In a very large cast of dodgy characters from the past thirteen years, Lord Hutton cuts a curious figure, hand picked by Mandelson, ridiculed for his report, he reportedly is a little huffy and sensitive due to the initial laughter at his conclusions, and  to the ongoing criticism. Get used to it M’lord. There is one way you could stop it though, it’s never too late…

Lord Hutton
Grumpy

Blair the wanderer

Matthew  Norman has written a great piece on Blair, which picks up the theme of posts on this blog. To quote:

“..If all that money offers him solace, acting as his comfort blanket as he tosses and turns in the desolate small hours tweaking his answers to the questions he expects on Friday, so be it. For all the braggadocio, the sunken eyes and haunted expression betray his fear of arrest, and even more so his awareness of the loathing felt for him here and around the world. He may or may not be tortured on Friday by the Furies, as represented by the parents of troops killed in Iraq, but he will be tormented until the only Judgment Day he tells us means anything to a demigod whose stature far transcends the insolent judgments of mankind. If he leaves for a well-guarded gated community in the United States or Australia, he will be an exile. If he stays to flit between his many homes in England, he will be an outcast in his own land. Robert Harris brilliantly portrayed him as The Ghost in his excellent novel of that name. Now he looks more like one of The Undead…”

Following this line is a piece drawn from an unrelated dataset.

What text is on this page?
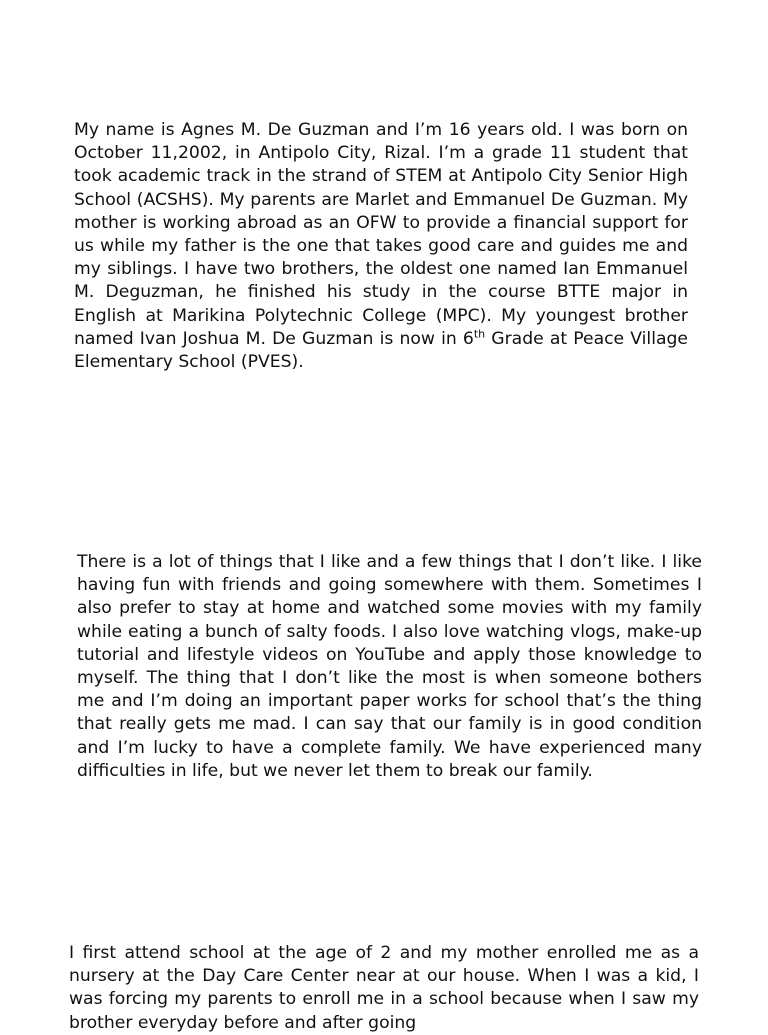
My name is Agnes M. De Guzman and I’m 16 years old. I was born on October 11,2002, in Antipolo City, Rizal. I’m a grade 11 student that took academic track in the strand of STEM at Antipolo City Senior High School (ACSHS). My parents are Marlet and Emmanuel De Guzman. My mother is working abroad as an OFW to provide a financial support for us while my father is the one that takes good care and guides me and my siblings. I have two brothers, the oldest one named Ian Emmanuel M. Deguzman, he finished his study in the course BTTE major in English at Marikina Polytechnic College (MPC). My youngest brother named Ivan Joshua M. De Guzman is now in 6th Grade at Peace Village Elementary School (PVES).

There is a lot of things that I like and a few things that I don’t like. I like having fun with friends and going somewhere with them. Sometimes I also prefer to stay at home and watched some movies with my family while eating a bunch of salty foods. I also love watching vlogs, make-up tutorial and lifestyle videos on YouTube and apply those knowledge to myself. The thing that I don’t like the most is when someone bothers me and I’m doing an important paper works for school that’s the thing that really gets me mad. I can say that our family is in good condition and I’m lucky to have a complete family. We have experienced many difficulties in life, but we never let them to break our family.

I first attend school at the age of 2 and my mother enrolled me as a nursery at the Day Care Center near at our house. When I was a kid, I was forcing my parents to enroll me in a school because when I saw my brother everyday before and after going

He will be the  Wandering Jew figure for our times, long after Campbell etc have faded into chat show semi-obscurity.

addendum: Probably reality TV these days. “Bad” Al to appear in the jungle is my hunch.

second addendum: Matthew Parris, on the day after Chilcot v Blair:

“.. And so, as former friends desert, our former leader heads off into the wilderness, a scapegoat burdened down with the consequences of what was, in truth, a bad idea — not a good idea badly executed. Mr Blair will spend the rest of his life (as someone once said of Edward VIII) growing more and more tanned, and more and more tired. Yesterday, and for the first time, I almost pitied him.”

Ouch.

Tony Blair

Tony Blair knows it was wrong

The Chilcot Enquiry is beginning to reveal the cracks between Campbell, the civil service, Blair etc. I suppose that this is a better position at this stage than most people would have expected. Campbell’s recent “evidence” was the usual bluster, but with a tension that suggests he was struggling to hold it together, leading to a particularly stupid finale.  He is obviously not  happy with it himself.  The general belief though, thus far,  is that where Campbell was typically pushy and superficially confident, Blair will be typically “charming” and skip off, unscathed, into his exciting new lifestyle. Possibly so, in terms of the enquiry, but for Blair personally, I think not.

Blair is a man carrying heavy  baggage,  and it’s beginning to show. His conversion to Catholicism is well known, the timing seemed almost cowardly, but there’s no rules to these things, and nobody does it lightly. It’s not possible for it to take place on the spur of the moment. All those  churlish catholics who questioned the move do so at their peril – it’s between Blair, God and his confessor.

I think he is genuinely seeking atonement. What else can he realistically do to make amends for his colossal hubris and misjudgement in the Iraq war, as well as numerous other nightmares, not least his role, however peripheral in David Kelly’s death?  He’s not going to ‘fess up on Oprah, start squealing to Chilcot or write an honest memoir, not at this stage.

He can however start to make things right within himself. Perhaps his ludicrous role as an utterly ineffective mini-Kissinger in the Middle East is the acceptable public face of this attempt to do the right thing, but the real action is taking place inside him. Matthew Parris famously spotted him at St Theresa’s relics not long ago, looking a little wrong-footed, but when you think about it, he’s not actually high profile at all, despite the lurid stories about lucrative directorships and  horrendously dull lecture tours. He is not seeking the spotlight.

Time is a great healer,  and  failed politicians, if they live long enough, eventually become  elder statesmen, laden with gravitas, and their views sought out. Paddy Ashdown and Denis Healey perhaps. Blair won’t manage this trick, his offences are too big, his trail of destruction, both in human terms and the damage wrought to  the political process in Britain,  is too great.  He will be rich and feted,  in  circles which most of us would wish to avoid, but for him it’s Groundhog Day (Parris again).

You may not feel any sympathy for the man – I don’t – and you may think the above is all cod psychology and religious mumbo jumbo. Feel free to do so, but Tony Blair is a man in pain.